Judith Owen Ebb & Flow
2015 - Twanky Records
Così, lodi sperticate per Norah Jones, Madeleine Peyroux o Diana Krall, e un silenzio assordante per chi da vent'anni canta con coerenza, credibilità e sincerità, e si disinteressa di mode e modi fondati sulla commercializzazione di quanto produce, perché rispetta la propria musica.
E' il caso della cantautrice gallese Judith Owen, voce femminile preferita di Richard Thompson, la quale, con il recente Ebb & Flow, presentato anche in due concerti in Italia, raggiunge vette di eleganza e professionalità degne di una considerazione molto più ampia.
Se n'è accorto Bryan Ferry, che l'ha voluta come opening act del suo prossimo tour inglese, e ce ne accorgiamo anche noi, letteralmente conquistati dalle sonorità e dalle storie presentate in queste dodici tracce, un ventaglio ampio di tonalità, umane e musicali, splendidamente corredate dal piano della stessa Owen, e soprattutto dal batterista Russ Kunkel, dal bassista Leland Sklar e dal chitarrista Waddy Wachtel, tre autentici mostri sacri delle sessions leggendarie che hanno dato origine a capolavori di Carole King, Jackson Browne, James Taylor e Joni Mitchell, alla quale la Owen non fa mistero di ispirarsi nell'uso della voce, ora cristallina, ora profonda, sempre espressiva.
Un'immersione in un suono anni Settanta, immarcescibile nelle sensazioni che sa suscitare, anche grazie ai testi curatissimi ed emozionanti, in particolare quando trattano della recente depressione attraversata dalla cantautrice, della scomparsa del padre (in I would give anything, una delle tracce più commoventi), o rievocano il lontano trauma del suicidio della madre (come la bluesy You’re not here anymore, forse il pezzo più à la King di tutto l'album).
Non si pensi però che sia un disco cupo e pessimista; come ha ripetuto la Owen, la musica è per lei una ragione di vita e un'efficace terapia, e lo si avverte nell'approccio arioso degli arrangiamenti, che donano ad ogni canzone una reason to believe, una luce di speranza e di fiducia.
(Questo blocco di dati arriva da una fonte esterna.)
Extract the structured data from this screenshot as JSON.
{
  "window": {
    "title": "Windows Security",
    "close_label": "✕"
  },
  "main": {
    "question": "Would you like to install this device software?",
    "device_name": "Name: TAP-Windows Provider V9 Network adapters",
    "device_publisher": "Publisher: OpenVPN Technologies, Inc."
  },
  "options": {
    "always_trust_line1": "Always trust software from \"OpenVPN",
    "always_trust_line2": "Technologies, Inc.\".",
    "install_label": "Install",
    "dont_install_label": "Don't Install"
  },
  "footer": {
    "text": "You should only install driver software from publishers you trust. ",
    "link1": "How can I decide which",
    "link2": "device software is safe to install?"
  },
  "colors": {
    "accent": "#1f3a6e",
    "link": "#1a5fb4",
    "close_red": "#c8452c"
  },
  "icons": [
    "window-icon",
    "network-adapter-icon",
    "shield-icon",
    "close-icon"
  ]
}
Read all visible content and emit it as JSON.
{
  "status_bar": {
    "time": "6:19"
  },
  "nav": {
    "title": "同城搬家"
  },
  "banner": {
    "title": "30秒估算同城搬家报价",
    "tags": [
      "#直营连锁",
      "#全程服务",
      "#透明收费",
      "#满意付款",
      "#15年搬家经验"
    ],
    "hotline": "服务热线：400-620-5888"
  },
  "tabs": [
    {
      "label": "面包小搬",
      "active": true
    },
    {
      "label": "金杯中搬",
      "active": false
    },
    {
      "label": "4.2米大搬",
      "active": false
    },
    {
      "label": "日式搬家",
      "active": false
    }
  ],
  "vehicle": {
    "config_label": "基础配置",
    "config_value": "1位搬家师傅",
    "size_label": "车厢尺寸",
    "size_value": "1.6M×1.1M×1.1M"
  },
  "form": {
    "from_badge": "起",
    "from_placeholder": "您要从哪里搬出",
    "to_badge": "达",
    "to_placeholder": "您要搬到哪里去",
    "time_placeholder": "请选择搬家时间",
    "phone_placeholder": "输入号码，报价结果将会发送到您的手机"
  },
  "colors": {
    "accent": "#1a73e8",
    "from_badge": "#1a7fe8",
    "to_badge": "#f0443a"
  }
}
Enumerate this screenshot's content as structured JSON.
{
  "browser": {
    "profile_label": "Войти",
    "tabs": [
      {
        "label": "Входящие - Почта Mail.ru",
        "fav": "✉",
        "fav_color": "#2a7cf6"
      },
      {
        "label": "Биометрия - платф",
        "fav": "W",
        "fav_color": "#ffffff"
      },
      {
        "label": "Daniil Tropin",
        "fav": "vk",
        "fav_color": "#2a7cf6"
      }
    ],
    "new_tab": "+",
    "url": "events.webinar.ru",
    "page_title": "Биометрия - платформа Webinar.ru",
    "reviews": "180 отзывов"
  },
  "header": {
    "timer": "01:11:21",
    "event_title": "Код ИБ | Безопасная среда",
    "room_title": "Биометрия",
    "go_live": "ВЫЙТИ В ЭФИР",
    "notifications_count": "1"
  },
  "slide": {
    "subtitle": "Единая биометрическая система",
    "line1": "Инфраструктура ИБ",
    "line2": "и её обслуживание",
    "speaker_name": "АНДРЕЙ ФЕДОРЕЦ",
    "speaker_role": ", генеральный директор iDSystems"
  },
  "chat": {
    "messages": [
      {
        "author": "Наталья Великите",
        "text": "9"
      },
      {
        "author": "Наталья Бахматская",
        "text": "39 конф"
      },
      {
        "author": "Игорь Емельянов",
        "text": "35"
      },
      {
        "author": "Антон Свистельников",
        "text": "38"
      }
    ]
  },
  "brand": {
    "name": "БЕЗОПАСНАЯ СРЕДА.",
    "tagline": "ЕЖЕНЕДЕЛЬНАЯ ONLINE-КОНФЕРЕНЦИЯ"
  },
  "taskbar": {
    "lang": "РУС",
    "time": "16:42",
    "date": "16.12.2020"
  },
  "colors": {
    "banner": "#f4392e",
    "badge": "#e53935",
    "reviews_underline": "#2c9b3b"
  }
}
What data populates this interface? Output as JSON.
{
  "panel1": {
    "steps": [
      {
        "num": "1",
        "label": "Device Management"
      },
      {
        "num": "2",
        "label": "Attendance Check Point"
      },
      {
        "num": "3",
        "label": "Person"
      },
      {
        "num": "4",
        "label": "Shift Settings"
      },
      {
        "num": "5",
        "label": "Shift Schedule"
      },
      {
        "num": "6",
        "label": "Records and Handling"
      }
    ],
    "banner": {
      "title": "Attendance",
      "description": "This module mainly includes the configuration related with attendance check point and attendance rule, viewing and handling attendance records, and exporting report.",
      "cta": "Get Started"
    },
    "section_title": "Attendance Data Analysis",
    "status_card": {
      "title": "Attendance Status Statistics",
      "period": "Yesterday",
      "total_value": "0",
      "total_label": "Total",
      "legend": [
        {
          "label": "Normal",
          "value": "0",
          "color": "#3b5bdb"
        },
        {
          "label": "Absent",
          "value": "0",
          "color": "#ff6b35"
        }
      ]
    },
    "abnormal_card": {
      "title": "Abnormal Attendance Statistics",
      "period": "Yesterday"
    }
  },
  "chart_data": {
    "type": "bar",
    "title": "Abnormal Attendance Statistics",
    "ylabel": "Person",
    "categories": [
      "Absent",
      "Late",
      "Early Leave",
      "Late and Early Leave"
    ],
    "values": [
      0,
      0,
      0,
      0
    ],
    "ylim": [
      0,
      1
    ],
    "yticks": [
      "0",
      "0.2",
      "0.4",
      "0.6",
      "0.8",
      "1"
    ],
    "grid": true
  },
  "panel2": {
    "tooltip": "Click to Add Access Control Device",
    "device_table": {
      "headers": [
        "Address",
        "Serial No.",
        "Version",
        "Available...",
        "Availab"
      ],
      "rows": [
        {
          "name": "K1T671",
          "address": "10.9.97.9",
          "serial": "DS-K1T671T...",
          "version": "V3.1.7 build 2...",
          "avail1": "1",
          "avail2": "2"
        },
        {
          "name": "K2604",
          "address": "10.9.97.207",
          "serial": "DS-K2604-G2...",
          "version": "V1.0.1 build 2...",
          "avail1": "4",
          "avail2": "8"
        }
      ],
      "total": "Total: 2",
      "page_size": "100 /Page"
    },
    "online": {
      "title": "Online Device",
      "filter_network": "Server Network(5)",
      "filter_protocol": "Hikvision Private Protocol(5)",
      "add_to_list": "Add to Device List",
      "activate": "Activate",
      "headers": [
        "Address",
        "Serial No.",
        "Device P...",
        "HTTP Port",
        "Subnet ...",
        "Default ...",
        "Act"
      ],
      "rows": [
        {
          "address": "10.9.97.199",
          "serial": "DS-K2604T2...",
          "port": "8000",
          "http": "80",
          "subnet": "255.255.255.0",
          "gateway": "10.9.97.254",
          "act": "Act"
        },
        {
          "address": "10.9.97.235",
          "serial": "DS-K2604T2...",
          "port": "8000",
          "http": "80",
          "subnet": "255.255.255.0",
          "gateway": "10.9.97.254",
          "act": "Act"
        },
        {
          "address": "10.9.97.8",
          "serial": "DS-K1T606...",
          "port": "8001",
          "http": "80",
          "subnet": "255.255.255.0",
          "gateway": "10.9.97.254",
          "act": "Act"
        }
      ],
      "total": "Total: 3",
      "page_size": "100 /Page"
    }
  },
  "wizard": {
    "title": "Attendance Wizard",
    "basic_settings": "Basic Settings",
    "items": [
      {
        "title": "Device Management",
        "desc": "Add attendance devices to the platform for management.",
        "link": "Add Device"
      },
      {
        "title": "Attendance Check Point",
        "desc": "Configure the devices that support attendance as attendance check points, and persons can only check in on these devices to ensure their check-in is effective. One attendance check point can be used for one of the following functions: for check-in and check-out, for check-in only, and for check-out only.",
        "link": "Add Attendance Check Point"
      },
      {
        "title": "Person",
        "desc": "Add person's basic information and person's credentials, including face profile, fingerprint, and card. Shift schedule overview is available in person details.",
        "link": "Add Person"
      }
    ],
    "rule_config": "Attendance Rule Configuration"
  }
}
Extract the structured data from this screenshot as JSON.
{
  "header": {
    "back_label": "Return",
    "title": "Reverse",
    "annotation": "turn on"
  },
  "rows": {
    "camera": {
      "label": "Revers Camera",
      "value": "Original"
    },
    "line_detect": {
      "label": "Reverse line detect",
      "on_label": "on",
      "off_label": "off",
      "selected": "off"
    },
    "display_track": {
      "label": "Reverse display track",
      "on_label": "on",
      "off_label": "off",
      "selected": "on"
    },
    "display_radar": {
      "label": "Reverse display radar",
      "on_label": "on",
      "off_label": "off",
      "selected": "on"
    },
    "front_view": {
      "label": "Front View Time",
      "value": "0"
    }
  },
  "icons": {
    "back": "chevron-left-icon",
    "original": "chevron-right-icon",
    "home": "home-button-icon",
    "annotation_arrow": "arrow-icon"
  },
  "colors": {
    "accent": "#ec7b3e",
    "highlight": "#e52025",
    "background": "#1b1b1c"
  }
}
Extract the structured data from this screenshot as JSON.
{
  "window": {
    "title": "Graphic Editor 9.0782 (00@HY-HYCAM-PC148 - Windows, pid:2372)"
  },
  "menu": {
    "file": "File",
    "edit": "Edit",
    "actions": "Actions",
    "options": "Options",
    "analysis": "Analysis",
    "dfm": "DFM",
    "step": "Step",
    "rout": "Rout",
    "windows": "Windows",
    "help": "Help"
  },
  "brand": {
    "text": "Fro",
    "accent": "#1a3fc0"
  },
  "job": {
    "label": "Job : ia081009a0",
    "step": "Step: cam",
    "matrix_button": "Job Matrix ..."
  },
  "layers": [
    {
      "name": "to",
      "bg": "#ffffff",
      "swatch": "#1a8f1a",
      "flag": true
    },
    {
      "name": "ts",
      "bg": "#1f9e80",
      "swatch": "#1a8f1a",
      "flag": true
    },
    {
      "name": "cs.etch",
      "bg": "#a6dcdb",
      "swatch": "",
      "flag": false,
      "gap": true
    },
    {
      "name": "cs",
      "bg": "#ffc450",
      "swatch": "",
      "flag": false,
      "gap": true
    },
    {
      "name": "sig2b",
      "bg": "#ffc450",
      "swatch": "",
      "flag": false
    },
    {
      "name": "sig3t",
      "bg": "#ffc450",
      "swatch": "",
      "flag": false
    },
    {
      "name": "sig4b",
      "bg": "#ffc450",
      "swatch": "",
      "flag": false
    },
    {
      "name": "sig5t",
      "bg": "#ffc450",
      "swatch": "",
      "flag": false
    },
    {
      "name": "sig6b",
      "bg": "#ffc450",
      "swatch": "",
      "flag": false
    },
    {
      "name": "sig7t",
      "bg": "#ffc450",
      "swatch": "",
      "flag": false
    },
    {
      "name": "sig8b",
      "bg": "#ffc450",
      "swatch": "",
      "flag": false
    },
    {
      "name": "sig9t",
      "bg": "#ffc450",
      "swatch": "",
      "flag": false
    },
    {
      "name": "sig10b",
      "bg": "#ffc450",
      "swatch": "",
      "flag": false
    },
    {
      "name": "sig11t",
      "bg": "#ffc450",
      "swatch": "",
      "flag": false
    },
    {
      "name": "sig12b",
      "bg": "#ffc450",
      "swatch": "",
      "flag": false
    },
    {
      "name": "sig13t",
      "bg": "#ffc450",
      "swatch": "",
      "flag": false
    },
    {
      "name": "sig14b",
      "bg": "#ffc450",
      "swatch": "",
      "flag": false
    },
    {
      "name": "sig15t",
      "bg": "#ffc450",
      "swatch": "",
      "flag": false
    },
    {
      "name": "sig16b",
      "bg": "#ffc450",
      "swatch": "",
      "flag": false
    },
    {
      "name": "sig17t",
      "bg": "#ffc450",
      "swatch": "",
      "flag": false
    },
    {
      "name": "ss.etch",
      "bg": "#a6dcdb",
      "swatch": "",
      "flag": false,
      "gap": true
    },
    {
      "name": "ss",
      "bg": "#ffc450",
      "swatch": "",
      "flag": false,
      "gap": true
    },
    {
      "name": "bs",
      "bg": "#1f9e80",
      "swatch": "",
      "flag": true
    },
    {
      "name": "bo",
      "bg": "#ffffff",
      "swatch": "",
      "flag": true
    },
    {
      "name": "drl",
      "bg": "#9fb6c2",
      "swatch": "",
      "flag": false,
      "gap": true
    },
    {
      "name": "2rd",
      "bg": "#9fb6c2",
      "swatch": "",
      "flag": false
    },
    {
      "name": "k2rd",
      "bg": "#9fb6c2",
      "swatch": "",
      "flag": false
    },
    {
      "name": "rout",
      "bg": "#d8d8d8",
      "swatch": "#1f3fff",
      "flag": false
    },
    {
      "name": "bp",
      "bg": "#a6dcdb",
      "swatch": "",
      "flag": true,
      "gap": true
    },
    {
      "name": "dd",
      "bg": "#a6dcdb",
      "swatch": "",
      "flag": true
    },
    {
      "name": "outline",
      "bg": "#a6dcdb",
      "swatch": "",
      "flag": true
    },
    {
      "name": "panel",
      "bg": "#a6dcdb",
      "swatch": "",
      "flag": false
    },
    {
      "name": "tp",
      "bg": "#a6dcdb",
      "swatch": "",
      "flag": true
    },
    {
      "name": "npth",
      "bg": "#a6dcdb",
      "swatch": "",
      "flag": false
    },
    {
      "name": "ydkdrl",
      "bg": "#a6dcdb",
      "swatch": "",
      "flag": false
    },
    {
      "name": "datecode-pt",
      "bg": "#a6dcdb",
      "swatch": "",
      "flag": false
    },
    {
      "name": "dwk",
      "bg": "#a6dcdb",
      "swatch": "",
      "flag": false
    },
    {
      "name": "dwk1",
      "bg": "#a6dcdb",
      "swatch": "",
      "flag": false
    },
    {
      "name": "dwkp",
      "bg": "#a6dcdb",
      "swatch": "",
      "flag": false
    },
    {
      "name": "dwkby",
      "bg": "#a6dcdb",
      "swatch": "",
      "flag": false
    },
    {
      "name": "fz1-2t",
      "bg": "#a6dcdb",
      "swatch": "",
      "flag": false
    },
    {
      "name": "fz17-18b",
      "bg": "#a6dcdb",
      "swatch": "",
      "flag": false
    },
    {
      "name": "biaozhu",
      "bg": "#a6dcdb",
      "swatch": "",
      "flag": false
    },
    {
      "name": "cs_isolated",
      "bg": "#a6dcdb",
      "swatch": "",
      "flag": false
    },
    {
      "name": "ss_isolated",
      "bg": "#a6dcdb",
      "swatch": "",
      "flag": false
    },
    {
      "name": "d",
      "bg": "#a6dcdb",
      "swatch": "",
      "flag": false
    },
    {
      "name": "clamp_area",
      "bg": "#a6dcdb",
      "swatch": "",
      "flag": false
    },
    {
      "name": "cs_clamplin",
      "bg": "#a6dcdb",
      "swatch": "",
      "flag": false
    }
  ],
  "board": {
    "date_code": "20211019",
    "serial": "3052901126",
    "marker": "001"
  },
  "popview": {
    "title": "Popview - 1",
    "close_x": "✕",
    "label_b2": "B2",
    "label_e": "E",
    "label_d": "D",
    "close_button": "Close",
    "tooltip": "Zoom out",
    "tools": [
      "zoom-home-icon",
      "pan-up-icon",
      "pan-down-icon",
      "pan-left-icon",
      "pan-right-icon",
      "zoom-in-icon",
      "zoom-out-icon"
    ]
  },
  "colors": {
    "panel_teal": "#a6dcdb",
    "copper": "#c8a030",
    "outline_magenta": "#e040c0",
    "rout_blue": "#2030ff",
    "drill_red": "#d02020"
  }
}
Inoltre, la Owen si avventura in svariati territori musicali, fino a toccare la bossa jazz di Some arrows go in deep, oppure la decostruzione e ricostruzione di classici pop come In the summertime, divertente e originalissima cover del tormentone dei Mungo Jerry.
Non lasciamo che Judith Owen resti nella nicchia di culto in cui la sciatteria del mercato discografico l'ha relegata; merita davvero una considerazione molto ampia.